Around 564 people were in space ̵
It took 20 years for NASA to catch up, and in 1983 Sally Ride became the third woman and the first American to go into space. Prior to her trip, she was asked by the media if she wore make-up on her journey and if she cried when there were glitches in the flight simulator.
On Friday, October 18, NASA made its first all-female spacewalk after plans were dropped earlier this year for lack of mid-size space suits for one of the astronauts.
Dr. Varsha Jain has worked part-time as a space gynecologist for a decade. She combines her doctoral thesis at the University of Edinburgh's MRC Center for Reproductive Health with the study of women's health in space next to NASA.
She has spoken to Emma Barnett on BBC Radio 5 Live.
Does space affect men and women differently?
VJ: The general adaptation to the space environment is about the same for men and women, but there are some differences.
Women tend to feel ill when they fly into space, men are more likely to get re-outbreaks when they return to Earth.
Men have more visual and hearing problems when returning from space than women. When women return, they have problems controlling their blood pressure, making them feel pretty weak.
So there are some subtle differences, and we do not know if this has anything to do with hormonal differences or more physiological changes. Understanding these differences in the long term will help us to better understand human health on Earth.
What about space periods?
VJ: When the Americans sent Sally Ride into space, it was about the question of what would happen to women's periods and how we explain it.  At that time, astronauts said, "Consider it a no problem until it becomes a problem." But space travel is a bit of a camping trip and the engineers had to plan things, how many sanitary products were needed.
Being a male-dominated world, they thought that 100 or 200 tampons would be needed for a week! They came to the conclusion that many were not needed.
Most female astronauts now use the contraceptive pill to stop their periods, and this is safe for them as they are healthy women.
Part of my job has been finding other ways in which women can break their periods to see if things like the contraceptive spiral are more effective.
Why are toilets in space sometimes challenging women?
VJ: There are two toilets on the International Space Station, but the engineers did not originally count on blood.
In space, no urine is wasted, but recycled and used to produce drinking water. Period blood is considered a solid material and none of the toilets on the space station can distinguish solid from liquid material, so the water contained in it is lost and will not be recycled.
There are also limitations on the use of water for washing so that the practicality of personal hygiene during menstruation during space travel can be challenging.
Does space travel affect your ability to have children?
VJ: There is no apparent demonstrable effect that entering space has on an astronaut's ability to have children. It is important to remember that both male and female astronauts have successfully had children after space missions.
Female astronauts, on average, are 38 years old on their first mission.
This is an area where Nasa, in my opinion, plays a pioneering role as a supportive work environment. After all, freezing eggs or sperm is a very personal decision, and to my knowledge NASA has no records of what their astronauts should do before space missions.

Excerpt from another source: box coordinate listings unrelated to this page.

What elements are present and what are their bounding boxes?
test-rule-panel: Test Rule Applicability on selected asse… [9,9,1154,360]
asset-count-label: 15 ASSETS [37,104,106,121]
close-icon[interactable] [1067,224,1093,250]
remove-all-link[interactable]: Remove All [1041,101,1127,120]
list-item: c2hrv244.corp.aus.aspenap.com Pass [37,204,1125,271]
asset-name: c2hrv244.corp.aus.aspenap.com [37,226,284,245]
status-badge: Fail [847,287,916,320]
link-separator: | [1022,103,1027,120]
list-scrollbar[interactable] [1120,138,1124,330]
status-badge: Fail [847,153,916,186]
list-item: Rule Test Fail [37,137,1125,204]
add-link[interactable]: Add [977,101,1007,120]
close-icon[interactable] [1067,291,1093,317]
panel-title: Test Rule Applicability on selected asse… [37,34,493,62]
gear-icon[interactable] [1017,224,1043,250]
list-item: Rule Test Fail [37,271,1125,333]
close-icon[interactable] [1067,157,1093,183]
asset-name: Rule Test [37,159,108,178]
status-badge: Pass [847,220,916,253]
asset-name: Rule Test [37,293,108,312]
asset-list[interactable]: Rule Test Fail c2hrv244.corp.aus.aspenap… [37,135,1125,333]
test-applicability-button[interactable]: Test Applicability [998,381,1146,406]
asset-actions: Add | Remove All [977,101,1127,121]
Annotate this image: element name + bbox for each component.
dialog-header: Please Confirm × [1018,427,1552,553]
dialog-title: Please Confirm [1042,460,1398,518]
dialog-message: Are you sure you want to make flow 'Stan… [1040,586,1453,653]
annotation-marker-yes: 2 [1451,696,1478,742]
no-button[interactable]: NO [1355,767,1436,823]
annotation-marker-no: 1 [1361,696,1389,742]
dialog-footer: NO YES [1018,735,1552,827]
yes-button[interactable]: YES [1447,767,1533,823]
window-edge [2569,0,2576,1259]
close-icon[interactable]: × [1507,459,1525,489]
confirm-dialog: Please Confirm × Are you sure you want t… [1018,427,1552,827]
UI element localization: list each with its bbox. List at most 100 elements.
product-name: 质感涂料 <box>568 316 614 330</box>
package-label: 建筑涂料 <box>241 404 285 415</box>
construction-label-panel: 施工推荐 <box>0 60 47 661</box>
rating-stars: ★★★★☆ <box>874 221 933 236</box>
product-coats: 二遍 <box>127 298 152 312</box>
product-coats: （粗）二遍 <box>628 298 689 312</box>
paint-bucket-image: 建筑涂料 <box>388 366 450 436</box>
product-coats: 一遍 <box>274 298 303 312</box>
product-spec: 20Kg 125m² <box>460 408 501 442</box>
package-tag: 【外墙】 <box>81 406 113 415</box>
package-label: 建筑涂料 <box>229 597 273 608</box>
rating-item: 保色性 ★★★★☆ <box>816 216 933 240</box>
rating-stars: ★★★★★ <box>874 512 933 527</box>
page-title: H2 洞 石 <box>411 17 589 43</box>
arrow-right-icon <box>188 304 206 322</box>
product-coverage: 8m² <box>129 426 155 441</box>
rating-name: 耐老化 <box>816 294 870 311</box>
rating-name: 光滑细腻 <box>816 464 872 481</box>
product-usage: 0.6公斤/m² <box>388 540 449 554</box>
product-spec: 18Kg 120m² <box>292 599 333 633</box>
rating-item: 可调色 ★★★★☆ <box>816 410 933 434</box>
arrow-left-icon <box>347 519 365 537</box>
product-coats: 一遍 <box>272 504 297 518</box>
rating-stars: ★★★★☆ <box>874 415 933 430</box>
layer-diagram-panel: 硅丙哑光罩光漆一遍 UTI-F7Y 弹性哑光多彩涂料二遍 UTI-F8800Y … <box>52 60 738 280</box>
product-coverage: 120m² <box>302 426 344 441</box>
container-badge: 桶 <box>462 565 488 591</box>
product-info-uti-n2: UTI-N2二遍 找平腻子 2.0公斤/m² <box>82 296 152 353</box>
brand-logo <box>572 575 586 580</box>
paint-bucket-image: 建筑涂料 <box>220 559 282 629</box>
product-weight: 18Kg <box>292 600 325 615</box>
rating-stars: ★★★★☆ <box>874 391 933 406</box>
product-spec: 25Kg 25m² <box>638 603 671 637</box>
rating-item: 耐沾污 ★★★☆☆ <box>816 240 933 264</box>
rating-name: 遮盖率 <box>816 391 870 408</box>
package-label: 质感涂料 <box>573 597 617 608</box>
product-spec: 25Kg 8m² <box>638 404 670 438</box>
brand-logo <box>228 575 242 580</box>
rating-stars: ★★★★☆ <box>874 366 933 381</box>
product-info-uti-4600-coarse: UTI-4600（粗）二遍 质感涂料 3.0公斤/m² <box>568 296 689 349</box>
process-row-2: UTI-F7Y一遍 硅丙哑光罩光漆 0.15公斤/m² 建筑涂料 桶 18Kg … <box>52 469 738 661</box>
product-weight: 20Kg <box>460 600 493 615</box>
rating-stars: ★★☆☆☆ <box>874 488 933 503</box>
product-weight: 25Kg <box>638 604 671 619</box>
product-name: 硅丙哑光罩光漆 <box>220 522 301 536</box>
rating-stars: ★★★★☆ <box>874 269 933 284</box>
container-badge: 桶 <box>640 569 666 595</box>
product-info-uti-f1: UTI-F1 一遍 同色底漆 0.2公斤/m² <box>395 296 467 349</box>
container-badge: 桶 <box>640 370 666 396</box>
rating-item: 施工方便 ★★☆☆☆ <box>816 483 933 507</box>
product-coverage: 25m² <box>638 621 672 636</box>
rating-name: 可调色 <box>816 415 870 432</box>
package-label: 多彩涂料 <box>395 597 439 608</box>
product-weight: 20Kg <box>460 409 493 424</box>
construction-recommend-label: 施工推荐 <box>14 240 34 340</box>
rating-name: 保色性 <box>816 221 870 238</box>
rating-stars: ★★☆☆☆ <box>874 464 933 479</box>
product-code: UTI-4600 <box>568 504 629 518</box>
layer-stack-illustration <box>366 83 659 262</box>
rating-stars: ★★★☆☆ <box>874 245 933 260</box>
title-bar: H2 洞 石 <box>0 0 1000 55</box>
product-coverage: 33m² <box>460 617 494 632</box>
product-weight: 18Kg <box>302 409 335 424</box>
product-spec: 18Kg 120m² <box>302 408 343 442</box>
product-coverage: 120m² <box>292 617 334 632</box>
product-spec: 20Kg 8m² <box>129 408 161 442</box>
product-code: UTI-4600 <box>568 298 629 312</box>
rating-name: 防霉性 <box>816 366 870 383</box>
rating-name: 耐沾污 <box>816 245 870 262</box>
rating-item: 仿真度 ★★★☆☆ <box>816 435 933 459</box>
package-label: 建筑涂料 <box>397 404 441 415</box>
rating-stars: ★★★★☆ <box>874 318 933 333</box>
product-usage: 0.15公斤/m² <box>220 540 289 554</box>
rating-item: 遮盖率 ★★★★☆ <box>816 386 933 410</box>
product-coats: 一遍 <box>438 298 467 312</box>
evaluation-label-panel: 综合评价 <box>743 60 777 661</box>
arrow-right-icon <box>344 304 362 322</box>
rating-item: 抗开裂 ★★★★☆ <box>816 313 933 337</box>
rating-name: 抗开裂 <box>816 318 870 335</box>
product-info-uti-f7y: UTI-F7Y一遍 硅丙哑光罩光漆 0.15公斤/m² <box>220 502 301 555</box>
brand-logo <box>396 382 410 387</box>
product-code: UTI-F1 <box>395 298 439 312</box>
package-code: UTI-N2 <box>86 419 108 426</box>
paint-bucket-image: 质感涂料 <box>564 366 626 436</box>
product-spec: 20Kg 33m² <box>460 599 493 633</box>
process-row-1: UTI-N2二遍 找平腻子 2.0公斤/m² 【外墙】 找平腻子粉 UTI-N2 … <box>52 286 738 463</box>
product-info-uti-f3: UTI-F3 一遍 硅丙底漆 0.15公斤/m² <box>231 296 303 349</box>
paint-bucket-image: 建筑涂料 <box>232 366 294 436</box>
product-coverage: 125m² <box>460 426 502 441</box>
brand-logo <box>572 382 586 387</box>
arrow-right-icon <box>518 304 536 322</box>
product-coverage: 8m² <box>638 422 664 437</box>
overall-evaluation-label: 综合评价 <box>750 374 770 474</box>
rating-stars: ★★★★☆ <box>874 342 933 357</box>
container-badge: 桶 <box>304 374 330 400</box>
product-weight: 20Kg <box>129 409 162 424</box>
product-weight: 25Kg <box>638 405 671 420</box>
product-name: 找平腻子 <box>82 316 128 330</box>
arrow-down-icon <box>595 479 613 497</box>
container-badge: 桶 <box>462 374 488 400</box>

We know that astronauts are exposed to a radiation risk in space, and we do not know how it affects the fertility of women.
The quality of sperm and the number of sperm sinks after space travel, but then the sperm regenerate on Earth, so no long-term damage is known. Women are born with all the eggs they need for their lives. That's why NASA supports female astronauts who freeze their eggs before they start using them.
How did you become a space gynecologist?
VJ: My interest in space came before my fascination with medicine. As a child my brothers both liked Star Trek and saw strong female characters like Beverly Crusher and Captain Kathryn Janeway, who really inspired me and shaped my goals.
I knew that I wanted to work in the field of space medicine, and since I practiced gynecology at the time, I found a big gap in women's health knowledge, which in my opinion deserved a platform.
My first day at NASA was like a kid in a candy store. When I drove to the NASA Johnson Space Center, for the first time I saw the sign that I remember because I was so excited. I remember waking up every day at 5:00 am because I could not wait to get to work.